Changements climatiques: Le septentrion placé sous forte alerte

Depuis quelques semaines, cette partie du pays se trouve en première ligne d’une séquence météorologique critique, marquée par des chaleurs extrêmes et des vents violents.

Le constat est sans équivoque. Depuis quelque temps, les régions de l’Extrême-Nord, du Nord et de l’Adamaoua traversent une séquence météorologique à risques caractérisée par des épisodes de chaleur intense, avec des températures particulièrement élevées susceptibles d’affecter durablement les populations et les écosystèmes.

En effet, dans ces régions, déjà fragilisées, la canicule fait peser des risques sanitaires accrus, notamment pour les enfants, les personnes âgées et les travailleurs exposés au soleil. Elle pourrait également aggraver les tensions sur les ressources en eau et compromettre certaines activités agricoles, dans une période clé pour les cultures.

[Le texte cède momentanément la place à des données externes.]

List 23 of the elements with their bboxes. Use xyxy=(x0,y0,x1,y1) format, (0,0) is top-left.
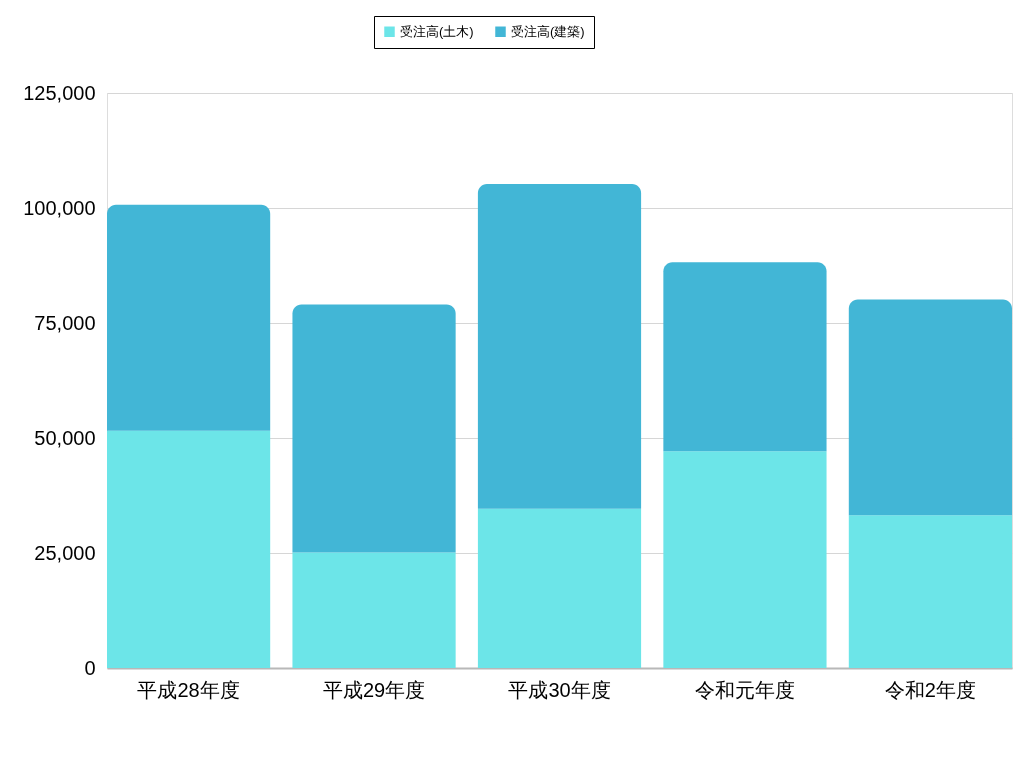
legend-label: 受注高(建築) xyxy=(511,23,585,39)
bar xyxy=(663,451,827,668)
x-tick-label: 平成28年度 xyxy=(137,678,240,701)
y-tick-label: 25,000 xyxy=(34,541,96,564)
bar xyxy=(848,515,1012,668)
x-tick-label: 令和2年度 xyxy=(884,678,976,701)
x-tick-label: 平成29年度 xyxy=(322,678,426,701)
y-tick-label: 100,000 xyxy=(23,196,96,219)
bar xyxy=(848,299,1012,516)
bar xyxy=(292,552,456,668)
y-tick-label: 0 xyxy=(84,656,96,679)
x-tick-label: 平成30年度 xyxy=(508,678,611,701)
bar xyxy=(107,430,271,668)
x-tick-label: 令和元年度 xyxy=(694,678,795,701)
bar xyxy=(107,204,271,431)
bar xyxy=(477,184,642,509)
y-tick-label: 50,000 xyxy=(34,426,96,449)
bar xyxy=(663,262,827,452)
bar xyxy=(292,304,456,553)
legend-label: 受注高(土木) xyxy=(400,23,474,39)
y-tick-label: 75,000 xyxy=(34,311,96,334)
bar xyxy=(477,508,642,668)
y-tick-label: 125,000 xyxy=(23,81,96,104)
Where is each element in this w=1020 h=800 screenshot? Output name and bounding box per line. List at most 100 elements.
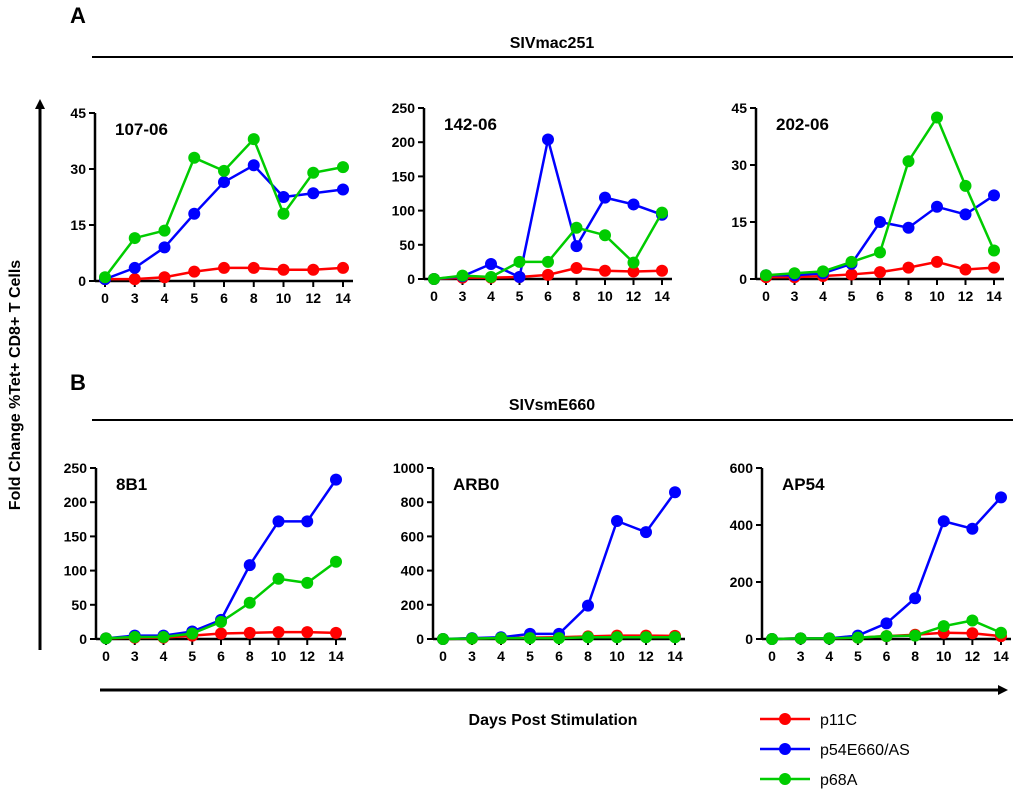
- data-point: [277, 263, 290, 276]
- x-tick-label: 6: [217, 648, 225, 664]
- x-tick-label: 8: [573, 288, 581, 304]
- data-point: [669, 631, 681, 644]
- y-tick-label: 150: [64, 528, 88, 544]
- y-tick-label: 45: [70, 105, 86, 121]
- x-tick-label: 14: [986, 288, 1002, 304]
- data-point: [524, 632, 536, 645]
- x-tick-label: 6: [883, 648, 891, 664]
- chart-title: 8B1: [116, 475, 147, 494]
- data-point: [247, 159, 260, 172]
- data-point: [215, 615, 227, 628]
- data-point: [188, 151, 201, 164]
- data-point: [874, 246, 886, 259]
- x-tick-label: 10: [276, 290, 292, 306]
- y-tick-label: 0: [79, 631, 87, 647]
- x-tick-label: 0: [762, 288, 770, 304]
- data-point: [611, 631, 623, 644]
- data-point: [988, 261, 1000, 274]
- y-tick-label: 250: [392, 100, 416, 116]
- x-tick-label: 10: [597, 288, 613, 304]
- x-tick-label: 5: [526, 648, 534, 664]
- data-point: [880, 617, 893, 630]
- series-line-p54E660/AS: [442, 491, 677, 641]
- y-tick-label: 45: [731, 100, 747, 116]
- data-point: [330, 555, 342, 568]
- legend-item: p68A: [760, 772, 858, 789]
- data-point: [456, 269, 469, 282]
- data-point: [301, 626, 314, 639]
- data-point: [611, 515, 623, 528]
- data-point: [466, 632, 478, 645]
- data-point: [158, 224, 171, 237]
- data-point: [582, 599, 594, 612]
- data-point: [553, 632, 565, 645]
- x-tick-label: 14: [335, 290, 351, 306]
- data-point: [788, 267, 801, 280]
- data-point: [656, 264, 668, 277]
- data-point: [128, 232, 141, 245]
- x-tick-label: 0: [101, 290, 109, 306]
- y-tick-label: 0: [407, 271, 415, 287]
- x-tick-label: 3: [459, 288, 467, 304]
- y-tick-label: 400: [730, 517, 754, 533]
- series-line-p54E660/AS: [766, 194, 995, 277]
- data-point: [272, 626, 285, 639]
- data-point: [218, 164, 230, 177]
- chart-title: 107-06: [115, 120, 168, 139]
- data-point: [272, 515, 285, 528]
- legend-item: p11C: [760, 712, 857, 729]
- data-point: [988, 189, 1000, 202]
- data-point: [307, 166, 320, 179]
- legend-label: p11C: [820, 712, 857, 729]
- data-point: [542, 133, 554, 146]
- x-tick-label: 10: [271, 648, 287, 664]
- data-point: [959, 179, 972, 192]
- data-point: [760, 269, 772, 282]
- data-point: [330, 473, 342, 486]
- data-point: [307, 187, 320, 200]
- legend-label: p54E660/AS: [820, 742, 910, 759]
- x-tick-label: 4: [161, 290, 169, 306]
- data-point: [627, 198, 640, 211]
- data-point: [640, 631, 652, 644]
- data-point: [437, 633, 449, 645]
- data-point: [656, 206, 668, 219]
- data-point: [243, 626, 256, 639]
- data-point: [874, 216, 886, 228]
- data-point: [272, 572, 285, 585]
- data-point: [301, 576, 314, 589]
- data-point: [966, 627, 979, 640]
- data-point: [845, 268, 858, 281]
- data-point: [570, 262, 583, 275]
- legend-swatch-marker: [779, 773, 791, 785]
- data-point: [995, 491, 1007, 504]
- y-tick-label: 100: [392, 203, 416, 219]
- data-point: [959, 208, 972, 221]
- y-tick-label: 30: [70, 161, 86, 177]
- data-point: [599, 191, 611, 204]
- data-point: [247, 261, 260, 274]
- y-tick-label: 600: [401, 528, 425, 544]
- y-tick-label: 250: [64, 460, 88, 476]
- x-tick-label: 8: [246, 648, 254, 664]
- x-tick-label: 3: [791, 288, 799, 304]
- data-point: [937, 620, 950, 633]
- data-point: [243, 559, 256, 572]
- x-tick-label: 10: [929, 288, 945, 304]
- y-tick-label: 200: [64, 494, 88, 510]
- x-tick-label: 5: [516, 288, 524, 304]
- x-tick-label: 3: [131, 648, 139, 664]
- data-point: [931, 255, 943, 268]
- data-point: [880, 630, 893, 643]
- data-point: [627, 256, 640, 269]
- x-tick-label: 3: [131, 290, 139, 306]
- panel-letter-a: A: [70, 3, 86, 28]
- x-tick-label: 5: [848, 288, 856, 304]
- data-point: [902, 261, 915, 274]
- x-tick-label: 6: [220, 290, 228, 306]
- data-point: [186, 627, 199, 640]
- data-point: [157, 630, 170, 643]
- data-point: [128, 273, 141, 286]
- x-tick-label: 6: [876, 288, 884, 304]
- x-tick-label: 8: [911, 648, 919, 664]
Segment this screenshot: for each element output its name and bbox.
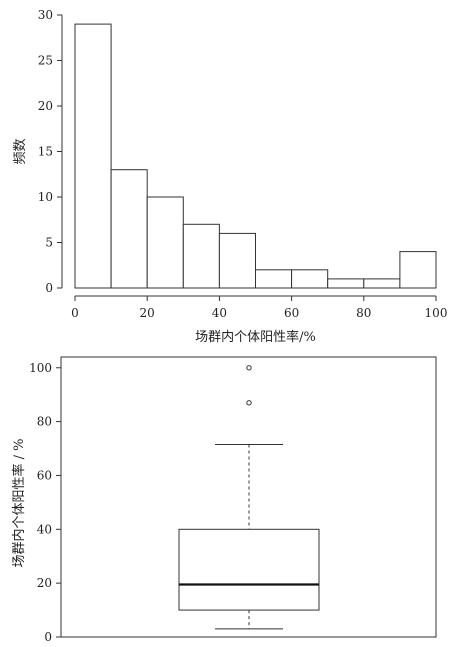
histogram-y-tick-label: 15 [38, 145, 53, 159]
histogram-y-tick-label: 0 [45, 281, 53, 295]
histogram-bar [74, 23, 112, 289]
boxplot-y-tick-label: 60 [37, 468, 52, 482]
histogram-x-tick-label: 60 [284, 306, 299, 320]
boxplot: 0 20 40 60 80 100 场群内个体阳性率 / % [11, 356, 437, 644]
histogram-bar [182, 223, 220, 289]
histogram-bar [327, 278, 365, 289]
boxplot-y-tick-label: 40 [37, 522, 52, 536]
histogram-y-tick-label: 20 [38, 99, 53, 113]
histogram-bar [363, 278, 401, 289]
boxplot-y-tick-label: 0 [44, 630, 52, 644]
histogram-y-tick-label: 5 [45, 236, 53, 250]
histogram-y-tick-label: 30 [38, 8, 53, 22]
boxplot-outlier-point [246, 400, 252, 406]
histogram-x-tick-label: 20 [140, 306, 155, 320]
histogram-x-axis-title: 场群内个体阳性率/% [195, 329, 316, 345]
boxplot-y-tick-label: 20 [37, 576, 52, 590]
boxplot-outlier-point [246, 365, 252, 371]
histogram-bar [255, 269, 293, 289]
histogram-bar [110, 169, 148, 289]
histogram-y-tick-label: 25 [38, 54, 53, 68]
histogram-y-axis-title: 频数 [13, 138, 28, 164]
boxplot-y-axis-title: 场群内个体阳性率 / % [11, 439, 27, 568]
histogram-x-tick-label: 80 [356, 306, 371, 320]
histogram-bar [399, 251, 437, 289]
histogram-bar [146, 196, 184, 289]
boxplot-box [178, 528, 320, 611]
boxplot-y-tick-label: 100 [29, 361, 52, 375]
histogram-bar [291, 269, 329, 289]
histogram-bar [218, 232, 256, 289]
histogram-x-tick-label: 100 [425, 306, 448, 320]
histogram-x-tick-label: 0 [71, 306, 79, 320]
histogram-y-tick-label: 10 [38, 190, 53, 204]
histogram-x-tick-label: 40 [212, 306, 227, 320]
boxplot-frame [60, 356, 437, 638]
boxplot-y-tick-label: 80 [37, 415, 52, 429]
histogram: 0 5 10 15 20 25 30 0 20 40 60 80 100 场群内个体阳性率/% 频数 [13, 8, 447, 345]
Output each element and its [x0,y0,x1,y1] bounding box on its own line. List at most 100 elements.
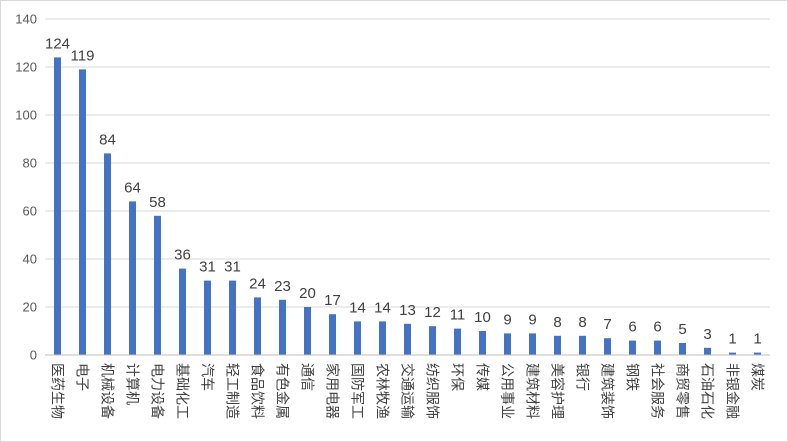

À cette chaleur s’ajoute une atmosphère chargée en poussière, liée aux vents locaux et à l’harmattan, réduisant la qualité de l’air et accentuant l’inconfort thermique. Et selon les dernières prévisions de l’Office national sur les changements climatiques (Onacc), cette situation dont le pic a été atteint ce 21 mars devrait d’ailleurs s’étendre jusqu’au 30 du mois en cours.

Toutefois, si ces trois régions concentrent les inquiétudes majeures, le reste du pays n’est pas épargné. L’Onacc alerte sur des vents violents attendus ces jours dans les régions du Littoral, du Sud-Ouest et du Nord-Ouest. Ces rafales pourraient entraîner des chutes d’arbres, endommager des habitations précaires et perturber les axes de circulation, notamment dans les zones urbaines et côtières.

Par ailleurs, une forte instabilité atmosphérique devrait favoriser la formation d’orages accompagnés d’éclairs dans plusieurs régions, dont le Centre, l’Ouest, le Sud et le Sud-Ouest. Dans les hauts plateaux de l’Ouest et du Nord-Ouest, des épisodes de grêle sont même envisagés entre le 26 et le 31 mars, avec des impacts potentiels sur les cultures, les toitures et les infrastructures légères.

Le risque d’inondations constitue un autre motif de préoccupation. Des pluies torrentielles sont attendues entre le 25 et le 30 mars dans plusieurs grandes agglomérations, notamment Yaoundé, Douala, Kribi et Mbouda. Dans des villes où les systèmes de drainage restent insuffisants, ces précipitations pourraient provoquer des crues soudaines, perturber la mobilité urbaine et occasionner des dégâts matériels significatifs.

La particularité de cet épisode réside dans la simultanéité des phénomènes. En l’espace de quelques jours, le Cameroun pourrait être confronté à une combinaison de canicule, vents violents, orages et inondations, touchant à la fois les zones sahéliennes, les hauts plateaux, les régions forestières et les espaces côtiers. Une configuration qui illustre la vulnérabilité différenciée des zones agroécologiques du pays.

Mais au-delà de ce qui est constaté aujourd’hui et des alertes de l’Onacc, cet état de choses s’inscrit dans une tendance de fond. Le Cameroun fait face depuis des années à une intensification progressive des événements climatiques extrêmes, qui pose avec acuité la question de la préparation, de l’anticipation et de la résilience des territoires. Pour les autorités comme pour les populations, l’enjeu est désormais de s’adapter à une variabilité climatique de plus en plus marquée, dont les effets se font déjà sentir sur la sécurité humaine, la santé, l’agriculture, l’élevage, et le développement socio-économique du pays.